Churn in general is the measure of the number or percentage of people who have left or are no longer in affiliation with the community. Although it might seem fairly obvious - the churn or churn rate is the number of people who have left - but the interpretations or connotations are different under varying circumstances.

How to correctly identify or interpret churn?

Simply writing down the churn rate and taking that as metric to judge the entire community on is an incorrect way of understanding churn. The churn rate has to be presented in context with several other factors for you to comprehend accurately what its impact looks like.

Consider an example of a 100-member community. Now, not all of those members are equally engaged contributors, in fact, we know from the 1% rule that the majority of them are people who never really engage. One superfan or champion leaving your community isn’t the same as a lurker leaving. Losing a superfan can take a considerable hit in your community so the churn rate is a lot more consequential than the churn rate of less active members.

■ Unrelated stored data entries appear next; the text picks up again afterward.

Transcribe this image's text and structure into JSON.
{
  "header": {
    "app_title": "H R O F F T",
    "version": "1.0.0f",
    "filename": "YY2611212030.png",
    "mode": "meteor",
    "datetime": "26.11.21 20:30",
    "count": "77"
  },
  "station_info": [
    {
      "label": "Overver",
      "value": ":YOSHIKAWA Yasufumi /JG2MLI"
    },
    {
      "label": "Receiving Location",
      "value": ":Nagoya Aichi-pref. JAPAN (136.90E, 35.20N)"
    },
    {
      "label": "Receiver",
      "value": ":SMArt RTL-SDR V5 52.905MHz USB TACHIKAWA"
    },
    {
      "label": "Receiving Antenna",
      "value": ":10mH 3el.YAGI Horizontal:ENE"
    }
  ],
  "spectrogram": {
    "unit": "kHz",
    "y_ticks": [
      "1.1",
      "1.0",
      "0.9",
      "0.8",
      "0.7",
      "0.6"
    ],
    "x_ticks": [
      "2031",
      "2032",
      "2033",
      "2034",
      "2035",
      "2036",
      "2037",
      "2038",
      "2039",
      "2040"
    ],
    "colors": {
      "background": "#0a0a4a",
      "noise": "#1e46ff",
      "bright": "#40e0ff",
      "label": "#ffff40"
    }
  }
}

I’ve identified the churn rate, now what?

You’ve identified the what part, now you need to identify the why part. Why did it happen? And it can go both ways - be it high churn rate or low. Identify why there’s a high churn rate and also why there’s low. You’ve lost a part of the community, and frankly, that’s completely normal. Communities generally serve a purpose, and when that purpose has been served, people tend to go away. It’s normal. But you should put in efforts to identify why they left.

Keep a close eye on everything that goes on in the community. Whenever there’s an increase in churn, it might’ve been the result of something that recently happened in the community. Try to make sure it doesn't happen again and observe if churn rates stay normal when it doesn't. Similarly, keep an eye out for when churn rates are lower. This might mean the community is doing something right. Try to do that more often and see if your hypothesis holds.

Another way is to reach out to people and ask why they left. Take constant feedback from the community and see how much of it is negative as opposed to positive. Acting on feedback is one of the most effective ways to identify pain points and fix them.

A common theme in community-building is that there’s no ‘one-size-fits-all’ approach. The same applies here. Depending on what you’ve identified, you’ll have to take decisions accordingly to counter the churn rate. A lot of it will only be relevant to your community, and therefore there’s no better way to do it than to try.